AG Garland rushed to get the report out before he leaves
office
Garland appointed three special counsels and released four
reports during his tenure. (One, detailing the special counsel’s investigation into
President Joe Biden’s son, Hunter, was made public hours before the Smith
report posted online.) Garland is considered a cautious and by-the-books
attorney general and, before this week, held news conferences announcing the
appointment of each of the special counsels and the release of each of their
reports.
But with the Smith report, Garland was up against the clock,
and he made it public in the middle of the night.
Trump had been trying to convince the courts to block the
report’s release, questioning its legitimacy and arguing that it would
interfere with his presidential transition. Two courts turned him down.
If a judge or panel of judges had agreed to delay the release
any longer — or Trump had pursued other legal avenues — the battle could
have pushed past Monday’s inauguration.
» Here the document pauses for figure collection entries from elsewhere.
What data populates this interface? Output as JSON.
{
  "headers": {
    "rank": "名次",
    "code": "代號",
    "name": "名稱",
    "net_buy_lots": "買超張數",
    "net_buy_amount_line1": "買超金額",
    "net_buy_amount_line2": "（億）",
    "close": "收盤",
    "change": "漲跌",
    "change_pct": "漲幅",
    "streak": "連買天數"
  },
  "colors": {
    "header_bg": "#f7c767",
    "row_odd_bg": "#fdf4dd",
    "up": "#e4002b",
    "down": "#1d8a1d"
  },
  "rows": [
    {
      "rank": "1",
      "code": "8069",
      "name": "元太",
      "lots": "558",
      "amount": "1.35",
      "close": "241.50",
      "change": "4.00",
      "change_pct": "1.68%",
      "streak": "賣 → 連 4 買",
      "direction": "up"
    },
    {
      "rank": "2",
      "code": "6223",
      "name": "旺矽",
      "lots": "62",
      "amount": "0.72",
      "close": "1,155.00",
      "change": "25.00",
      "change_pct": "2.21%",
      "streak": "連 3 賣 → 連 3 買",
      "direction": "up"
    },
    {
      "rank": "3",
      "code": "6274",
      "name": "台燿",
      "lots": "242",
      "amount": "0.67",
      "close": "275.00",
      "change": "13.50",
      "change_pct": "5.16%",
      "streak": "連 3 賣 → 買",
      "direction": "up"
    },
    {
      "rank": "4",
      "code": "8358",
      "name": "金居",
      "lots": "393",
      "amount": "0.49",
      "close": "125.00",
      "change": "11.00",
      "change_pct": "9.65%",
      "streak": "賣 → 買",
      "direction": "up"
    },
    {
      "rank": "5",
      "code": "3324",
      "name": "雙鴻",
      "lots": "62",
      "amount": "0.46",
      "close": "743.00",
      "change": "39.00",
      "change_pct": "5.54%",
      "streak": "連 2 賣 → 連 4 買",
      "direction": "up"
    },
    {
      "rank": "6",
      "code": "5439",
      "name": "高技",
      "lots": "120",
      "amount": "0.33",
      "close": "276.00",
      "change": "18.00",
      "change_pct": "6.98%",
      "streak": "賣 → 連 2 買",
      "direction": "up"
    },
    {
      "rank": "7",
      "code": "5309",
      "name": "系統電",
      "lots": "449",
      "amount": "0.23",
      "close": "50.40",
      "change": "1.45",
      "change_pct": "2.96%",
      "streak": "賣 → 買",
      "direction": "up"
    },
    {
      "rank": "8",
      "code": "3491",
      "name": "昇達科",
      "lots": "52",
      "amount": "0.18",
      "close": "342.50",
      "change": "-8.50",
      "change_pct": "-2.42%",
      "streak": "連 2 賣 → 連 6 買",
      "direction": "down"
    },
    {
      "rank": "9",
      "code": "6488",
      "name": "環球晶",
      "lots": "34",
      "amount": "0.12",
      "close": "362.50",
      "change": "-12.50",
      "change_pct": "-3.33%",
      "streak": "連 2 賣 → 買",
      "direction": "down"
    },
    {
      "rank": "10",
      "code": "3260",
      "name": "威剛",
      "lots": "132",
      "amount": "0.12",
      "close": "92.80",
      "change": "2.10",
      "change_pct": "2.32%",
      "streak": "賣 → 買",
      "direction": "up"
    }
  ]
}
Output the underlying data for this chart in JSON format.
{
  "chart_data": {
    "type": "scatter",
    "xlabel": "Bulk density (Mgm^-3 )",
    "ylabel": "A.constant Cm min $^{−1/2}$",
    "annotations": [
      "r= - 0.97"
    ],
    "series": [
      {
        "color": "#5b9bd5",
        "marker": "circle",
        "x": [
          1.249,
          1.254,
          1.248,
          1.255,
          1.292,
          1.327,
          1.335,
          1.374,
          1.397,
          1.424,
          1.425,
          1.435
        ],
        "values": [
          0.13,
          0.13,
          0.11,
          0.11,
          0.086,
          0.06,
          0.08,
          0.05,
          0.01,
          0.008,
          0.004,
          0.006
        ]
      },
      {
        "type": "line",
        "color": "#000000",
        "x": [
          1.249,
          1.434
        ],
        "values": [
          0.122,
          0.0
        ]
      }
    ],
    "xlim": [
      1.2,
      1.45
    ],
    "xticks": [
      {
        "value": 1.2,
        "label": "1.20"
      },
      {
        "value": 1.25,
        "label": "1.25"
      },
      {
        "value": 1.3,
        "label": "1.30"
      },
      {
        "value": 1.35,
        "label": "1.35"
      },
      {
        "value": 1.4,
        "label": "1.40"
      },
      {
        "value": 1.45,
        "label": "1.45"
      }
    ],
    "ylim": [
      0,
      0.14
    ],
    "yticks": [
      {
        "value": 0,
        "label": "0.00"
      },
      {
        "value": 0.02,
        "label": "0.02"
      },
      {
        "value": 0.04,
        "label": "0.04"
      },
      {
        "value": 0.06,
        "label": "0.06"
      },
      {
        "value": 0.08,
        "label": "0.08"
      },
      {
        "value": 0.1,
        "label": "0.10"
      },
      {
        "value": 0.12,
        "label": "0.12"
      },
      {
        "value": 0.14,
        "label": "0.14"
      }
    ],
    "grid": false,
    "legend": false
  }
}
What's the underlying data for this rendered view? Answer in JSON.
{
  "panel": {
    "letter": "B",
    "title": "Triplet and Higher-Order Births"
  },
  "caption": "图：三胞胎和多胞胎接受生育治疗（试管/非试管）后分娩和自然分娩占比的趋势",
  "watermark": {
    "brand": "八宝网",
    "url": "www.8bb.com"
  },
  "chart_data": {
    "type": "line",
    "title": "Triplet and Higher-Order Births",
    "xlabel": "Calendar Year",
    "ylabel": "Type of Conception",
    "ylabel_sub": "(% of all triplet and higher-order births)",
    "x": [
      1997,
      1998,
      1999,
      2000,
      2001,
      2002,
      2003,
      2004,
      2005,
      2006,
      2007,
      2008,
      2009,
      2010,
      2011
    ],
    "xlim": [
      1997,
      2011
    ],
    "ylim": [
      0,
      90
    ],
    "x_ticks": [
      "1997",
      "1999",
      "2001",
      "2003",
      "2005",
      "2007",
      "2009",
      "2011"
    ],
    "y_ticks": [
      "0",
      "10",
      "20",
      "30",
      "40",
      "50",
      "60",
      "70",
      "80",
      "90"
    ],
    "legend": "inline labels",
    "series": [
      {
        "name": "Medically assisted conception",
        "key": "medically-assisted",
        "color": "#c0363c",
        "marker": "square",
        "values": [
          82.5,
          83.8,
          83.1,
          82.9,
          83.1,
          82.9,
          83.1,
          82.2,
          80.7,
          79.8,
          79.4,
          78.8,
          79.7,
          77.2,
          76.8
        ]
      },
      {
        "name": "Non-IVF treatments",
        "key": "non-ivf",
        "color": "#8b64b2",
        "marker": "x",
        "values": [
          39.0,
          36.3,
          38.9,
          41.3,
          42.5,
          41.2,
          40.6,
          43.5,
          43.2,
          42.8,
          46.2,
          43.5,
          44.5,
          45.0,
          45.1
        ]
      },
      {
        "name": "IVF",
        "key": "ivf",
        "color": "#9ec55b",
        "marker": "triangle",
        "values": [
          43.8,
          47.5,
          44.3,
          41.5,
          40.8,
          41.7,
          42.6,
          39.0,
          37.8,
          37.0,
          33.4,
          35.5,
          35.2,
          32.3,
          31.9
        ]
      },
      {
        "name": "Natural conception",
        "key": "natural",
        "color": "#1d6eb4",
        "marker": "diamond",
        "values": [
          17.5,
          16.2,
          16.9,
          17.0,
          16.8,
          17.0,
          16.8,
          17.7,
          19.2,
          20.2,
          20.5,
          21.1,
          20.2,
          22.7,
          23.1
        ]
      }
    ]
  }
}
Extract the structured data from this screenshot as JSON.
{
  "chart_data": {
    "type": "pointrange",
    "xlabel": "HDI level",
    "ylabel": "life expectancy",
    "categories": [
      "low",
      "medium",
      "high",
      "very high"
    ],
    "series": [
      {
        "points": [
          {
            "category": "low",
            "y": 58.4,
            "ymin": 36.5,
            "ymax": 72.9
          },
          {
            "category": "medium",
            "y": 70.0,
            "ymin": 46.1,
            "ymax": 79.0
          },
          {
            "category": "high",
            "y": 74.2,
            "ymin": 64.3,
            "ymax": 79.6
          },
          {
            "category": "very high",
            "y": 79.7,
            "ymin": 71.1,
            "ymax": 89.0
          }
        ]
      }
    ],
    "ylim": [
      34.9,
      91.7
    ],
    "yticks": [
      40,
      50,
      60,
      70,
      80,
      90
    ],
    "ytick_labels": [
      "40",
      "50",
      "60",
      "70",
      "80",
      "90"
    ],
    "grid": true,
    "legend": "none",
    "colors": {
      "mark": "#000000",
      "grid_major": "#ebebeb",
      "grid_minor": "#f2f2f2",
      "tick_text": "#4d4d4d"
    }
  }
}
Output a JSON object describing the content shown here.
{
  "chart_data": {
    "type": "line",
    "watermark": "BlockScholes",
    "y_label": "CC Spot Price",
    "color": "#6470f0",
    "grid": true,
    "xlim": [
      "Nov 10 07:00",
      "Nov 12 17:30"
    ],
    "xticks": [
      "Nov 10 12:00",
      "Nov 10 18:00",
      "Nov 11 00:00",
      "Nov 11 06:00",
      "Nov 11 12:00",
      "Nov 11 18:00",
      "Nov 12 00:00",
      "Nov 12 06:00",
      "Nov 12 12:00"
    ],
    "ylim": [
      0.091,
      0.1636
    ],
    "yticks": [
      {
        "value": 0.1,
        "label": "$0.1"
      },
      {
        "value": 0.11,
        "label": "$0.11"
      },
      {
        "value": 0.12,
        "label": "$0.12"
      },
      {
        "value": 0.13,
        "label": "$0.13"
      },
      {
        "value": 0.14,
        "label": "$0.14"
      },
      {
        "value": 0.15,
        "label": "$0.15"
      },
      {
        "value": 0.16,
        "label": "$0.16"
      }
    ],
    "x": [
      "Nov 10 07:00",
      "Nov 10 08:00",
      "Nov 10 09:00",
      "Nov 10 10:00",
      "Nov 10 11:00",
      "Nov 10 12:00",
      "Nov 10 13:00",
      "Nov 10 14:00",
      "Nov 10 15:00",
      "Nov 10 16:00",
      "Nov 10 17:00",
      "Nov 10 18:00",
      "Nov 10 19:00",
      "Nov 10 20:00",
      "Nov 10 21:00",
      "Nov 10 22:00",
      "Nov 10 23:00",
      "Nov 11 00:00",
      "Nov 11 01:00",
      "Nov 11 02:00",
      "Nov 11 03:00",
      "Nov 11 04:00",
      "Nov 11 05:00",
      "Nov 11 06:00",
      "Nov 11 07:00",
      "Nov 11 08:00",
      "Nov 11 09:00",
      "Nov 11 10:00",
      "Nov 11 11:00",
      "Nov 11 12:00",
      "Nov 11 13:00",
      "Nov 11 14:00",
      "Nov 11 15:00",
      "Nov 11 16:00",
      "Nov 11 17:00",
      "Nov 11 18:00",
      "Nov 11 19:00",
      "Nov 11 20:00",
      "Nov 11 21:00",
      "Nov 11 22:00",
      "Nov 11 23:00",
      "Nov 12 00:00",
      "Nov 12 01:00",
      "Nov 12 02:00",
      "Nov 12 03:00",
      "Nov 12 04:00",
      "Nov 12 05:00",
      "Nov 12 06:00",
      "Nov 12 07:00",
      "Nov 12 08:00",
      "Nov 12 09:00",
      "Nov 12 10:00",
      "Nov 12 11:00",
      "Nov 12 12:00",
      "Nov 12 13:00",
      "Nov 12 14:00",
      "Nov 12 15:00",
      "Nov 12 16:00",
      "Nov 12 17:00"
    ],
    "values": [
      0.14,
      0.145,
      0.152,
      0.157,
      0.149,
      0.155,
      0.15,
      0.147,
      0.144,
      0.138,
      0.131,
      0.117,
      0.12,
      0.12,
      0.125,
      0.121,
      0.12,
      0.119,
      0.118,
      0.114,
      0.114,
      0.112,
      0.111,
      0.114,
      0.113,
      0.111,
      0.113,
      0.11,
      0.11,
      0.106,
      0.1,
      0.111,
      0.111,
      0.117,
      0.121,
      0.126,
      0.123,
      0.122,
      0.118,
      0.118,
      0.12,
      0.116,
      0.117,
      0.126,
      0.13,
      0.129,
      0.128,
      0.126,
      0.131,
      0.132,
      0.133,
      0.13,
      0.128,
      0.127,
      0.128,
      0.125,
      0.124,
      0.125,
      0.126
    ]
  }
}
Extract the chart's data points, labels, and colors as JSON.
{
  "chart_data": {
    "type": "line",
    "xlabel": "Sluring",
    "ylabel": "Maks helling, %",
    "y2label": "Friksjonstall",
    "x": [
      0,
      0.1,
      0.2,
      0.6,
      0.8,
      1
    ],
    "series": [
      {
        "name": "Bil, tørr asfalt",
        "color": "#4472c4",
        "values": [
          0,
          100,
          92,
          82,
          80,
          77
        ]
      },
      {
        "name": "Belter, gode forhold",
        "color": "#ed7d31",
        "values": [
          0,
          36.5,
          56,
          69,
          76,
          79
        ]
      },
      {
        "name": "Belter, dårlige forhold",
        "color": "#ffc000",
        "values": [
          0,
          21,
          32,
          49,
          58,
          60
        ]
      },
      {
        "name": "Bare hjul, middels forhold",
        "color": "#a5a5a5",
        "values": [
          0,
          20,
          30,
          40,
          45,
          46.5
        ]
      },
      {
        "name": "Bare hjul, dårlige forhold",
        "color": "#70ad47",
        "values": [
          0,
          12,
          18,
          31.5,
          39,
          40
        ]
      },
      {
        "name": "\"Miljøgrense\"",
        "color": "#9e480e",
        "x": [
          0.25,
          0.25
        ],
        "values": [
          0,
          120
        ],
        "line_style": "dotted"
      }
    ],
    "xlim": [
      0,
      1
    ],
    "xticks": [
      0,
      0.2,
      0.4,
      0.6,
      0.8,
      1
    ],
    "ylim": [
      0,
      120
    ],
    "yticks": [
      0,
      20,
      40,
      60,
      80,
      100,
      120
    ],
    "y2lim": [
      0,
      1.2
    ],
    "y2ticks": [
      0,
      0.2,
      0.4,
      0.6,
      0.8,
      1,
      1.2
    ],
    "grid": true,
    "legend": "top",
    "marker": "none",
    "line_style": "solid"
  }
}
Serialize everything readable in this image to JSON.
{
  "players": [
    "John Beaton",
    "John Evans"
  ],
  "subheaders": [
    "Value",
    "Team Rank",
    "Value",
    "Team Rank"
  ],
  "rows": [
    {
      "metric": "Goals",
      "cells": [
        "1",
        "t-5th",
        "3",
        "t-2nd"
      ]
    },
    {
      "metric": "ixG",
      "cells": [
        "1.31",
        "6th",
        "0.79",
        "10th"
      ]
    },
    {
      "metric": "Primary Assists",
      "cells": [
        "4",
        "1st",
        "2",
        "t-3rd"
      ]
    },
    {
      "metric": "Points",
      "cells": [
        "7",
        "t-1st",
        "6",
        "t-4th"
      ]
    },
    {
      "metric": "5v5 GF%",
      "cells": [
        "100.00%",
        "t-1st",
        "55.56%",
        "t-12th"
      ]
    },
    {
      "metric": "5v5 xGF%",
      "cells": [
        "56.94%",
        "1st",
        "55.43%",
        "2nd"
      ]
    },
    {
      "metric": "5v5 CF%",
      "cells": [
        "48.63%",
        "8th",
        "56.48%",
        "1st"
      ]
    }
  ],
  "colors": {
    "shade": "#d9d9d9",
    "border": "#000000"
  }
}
As soon as a court order
that barred the report’s release lapsed, Garland submitted the material to
members of Congress and posted it online with little fanfare just before 1 a.m.
A second volume of the report detailing Smith’s findings in
Trump’s classified documents case will remain under wraps for now, because of
ongoing litigation against Trump’s former co-defendants in the case.
Garland wants to transmit the report to select leaders in
Congress if they agree not to make it public, but a judge has blocked
him from doing so pending a court hearing Friday. By the time the
judge rules, it could be too late for Garland, falling to Trump’s Justice
Department to decide what do with the report.